Project basics


  • Form groups of two
  • Pick a paper that includes an extensive proof out of the list (or double-check your own suggestion with me)
  • Sign ups for a paper/project will be opened on 12.3. 13:15




Until 18.3. 23:59, send an email to the supervisor of your project listed here with a pdf containing:

  • Choice of paper, group members
  • Division of labor in the group
  • Identify and motivate the problem of the paper in your own words(as defined in below)

Mid-project drafts

Consider this as an opportunity for you to receive feedback

  • Draft presentation slides in .pdf format, according to instruction below
  • A .pdf with
    • report on what each individual has done
    • plan and division of labor until report deadline

Final content

The project report and presentation should include the following sections:

  1. Identify and motivate problem - why should I / the community care? Including literature review (done-ish)

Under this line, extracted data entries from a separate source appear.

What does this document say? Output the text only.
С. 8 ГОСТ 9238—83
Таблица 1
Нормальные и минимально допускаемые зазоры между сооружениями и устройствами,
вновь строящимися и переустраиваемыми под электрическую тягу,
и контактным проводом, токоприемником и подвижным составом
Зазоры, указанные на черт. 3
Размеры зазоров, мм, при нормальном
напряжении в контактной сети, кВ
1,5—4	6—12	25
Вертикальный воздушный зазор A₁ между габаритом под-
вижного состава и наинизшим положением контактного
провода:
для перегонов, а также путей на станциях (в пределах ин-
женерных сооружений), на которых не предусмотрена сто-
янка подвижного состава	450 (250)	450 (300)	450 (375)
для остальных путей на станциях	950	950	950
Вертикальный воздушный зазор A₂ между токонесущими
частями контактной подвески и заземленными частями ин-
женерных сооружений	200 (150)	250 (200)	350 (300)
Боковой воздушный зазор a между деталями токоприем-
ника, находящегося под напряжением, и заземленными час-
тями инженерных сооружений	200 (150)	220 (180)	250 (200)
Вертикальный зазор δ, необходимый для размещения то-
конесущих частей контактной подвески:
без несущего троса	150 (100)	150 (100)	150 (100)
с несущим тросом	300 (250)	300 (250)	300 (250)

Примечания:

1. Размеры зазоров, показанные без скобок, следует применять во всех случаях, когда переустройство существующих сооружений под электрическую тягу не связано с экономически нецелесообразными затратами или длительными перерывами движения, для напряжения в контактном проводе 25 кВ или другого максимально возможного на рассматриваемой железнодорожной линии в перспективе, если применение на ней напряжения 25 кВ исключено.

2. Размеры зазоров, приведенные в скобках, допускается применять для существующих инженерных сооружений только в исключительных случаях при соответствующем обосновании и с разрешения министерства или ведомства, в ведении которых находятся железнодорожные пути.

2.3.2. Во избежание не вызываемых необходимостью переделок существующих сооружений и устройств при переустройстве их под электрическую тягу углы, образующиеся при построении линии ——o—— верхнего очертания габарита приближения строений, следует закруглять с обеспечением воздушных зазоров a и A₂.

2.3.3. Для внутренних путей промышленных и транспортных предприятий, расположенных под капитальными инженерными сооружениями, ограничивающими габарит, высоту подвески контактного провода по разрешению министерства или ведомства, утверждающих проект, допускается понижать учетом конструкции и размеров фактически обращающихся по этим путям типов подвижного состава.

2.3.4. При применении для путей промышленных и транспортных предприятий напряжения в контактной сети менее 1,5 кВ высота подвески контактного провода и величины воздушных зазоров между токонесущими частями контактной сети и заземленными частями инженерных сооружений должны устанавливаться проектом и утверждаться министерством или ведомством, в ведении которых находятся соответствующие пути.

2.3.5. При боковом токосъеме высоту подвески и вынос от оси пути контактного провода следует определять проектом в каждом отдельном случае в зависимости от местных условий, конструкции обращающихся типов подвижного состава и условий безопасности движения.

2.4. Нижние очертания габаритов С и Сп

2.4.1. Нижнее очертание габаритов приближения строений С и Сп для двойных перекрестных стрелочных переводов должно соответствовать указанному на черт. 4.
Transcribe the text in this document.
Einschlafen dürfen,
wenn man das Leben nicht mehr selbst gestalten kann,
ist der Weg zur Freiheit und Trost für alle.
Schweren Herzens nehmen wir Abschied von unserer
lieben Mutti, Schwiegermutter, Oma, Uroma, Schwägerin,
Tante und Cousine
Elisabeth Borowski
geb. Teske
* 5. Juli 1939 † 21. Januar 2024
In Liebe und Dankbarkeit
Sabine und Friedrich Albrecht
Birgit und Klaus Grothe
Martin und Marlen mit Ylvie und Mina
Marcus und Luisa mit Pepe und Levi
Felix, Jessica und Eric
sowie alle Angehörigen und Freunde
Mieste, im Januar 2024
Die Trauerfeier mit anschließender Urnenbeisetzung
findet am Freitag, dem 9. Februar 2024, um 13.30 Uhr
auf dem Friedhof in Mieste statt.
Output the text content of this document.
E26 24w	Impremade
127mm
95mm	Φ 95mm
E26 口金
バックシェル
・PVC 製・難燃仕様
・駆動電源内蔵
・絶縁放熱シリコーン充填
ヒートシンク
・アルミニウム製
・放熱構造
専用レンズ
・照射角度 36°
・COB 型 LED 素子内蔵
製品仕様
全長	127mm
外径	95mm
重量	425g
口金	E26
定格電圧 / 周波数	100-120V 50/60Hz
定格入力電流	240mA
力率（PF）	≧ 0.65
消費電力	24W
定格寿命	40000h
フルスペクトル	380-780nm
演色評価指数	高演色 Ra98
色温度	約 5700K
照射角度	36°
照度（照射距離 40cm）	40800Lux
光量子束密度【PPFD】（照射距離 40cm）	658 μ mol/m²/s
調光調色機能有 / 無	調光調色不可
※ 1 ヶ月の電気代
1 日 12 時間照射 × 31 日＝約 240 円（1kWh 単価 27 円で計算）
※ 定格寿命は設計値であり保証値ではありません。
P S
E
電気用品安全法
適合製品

In presentation (and report):

  1. “Detective hat”: Intuitive (not just technical level) understanding of proof, assumptions, statement in depth

    • Present it in a modular way: a) give intuition, b) proof depends on lemma 1,2,3, which are insightful and intuitive (give rise to potential new proofs) c) proofs of lemmas that are technical
    • If a proof is written in a way that obscures insights, fix that
    • Examine if results follow from other older known results and it’s just a reformulation, facilitated by ignorance (reinventing the wheel)
  2. “Reviewer hat”: Which relevant questions does it shed light on and it actually answer it / solve the problem? How significant is the addition of this paper compared to existing literature

  3. What are interesting, impactful follow-up questions they did not answer and would be interesting to pursue? Show evidence that the question(s) you identified are indeed relevant to understand important phenomena in practice and are novel in the literature. You can start with the paper’s weakness. Examples are

    • They developed theory but assumptions are too removed from practice they aim to prove, i.e. no recognizable link (example could be toy example that shares phenomena). In this case, come up with and run experiments that prove this point. Come up with idea what is needed (theoretically or experimentally) to make the paper impactful
    • You see that the experiments are non-rigorous and not reproducible, they do not support the theory nor heuristic claims.
    • The problem they aim to solve is not exactly relevant. Identify which possible tweaks in their problem formulation could fix that
    • By doing some experiments you find a curious phenomenon that hasn’t been considered and is not explained by the paper
    • Tightening upper bounds by constant or log factors didn’t lead to new insights.

In report:

  1. Break down the problem as much as you can into chunks that you can indeed pursue (or at least, the first few steps), e.g. to prove a conjecture give intuition, lemmas you think you need, and try to prove some of them.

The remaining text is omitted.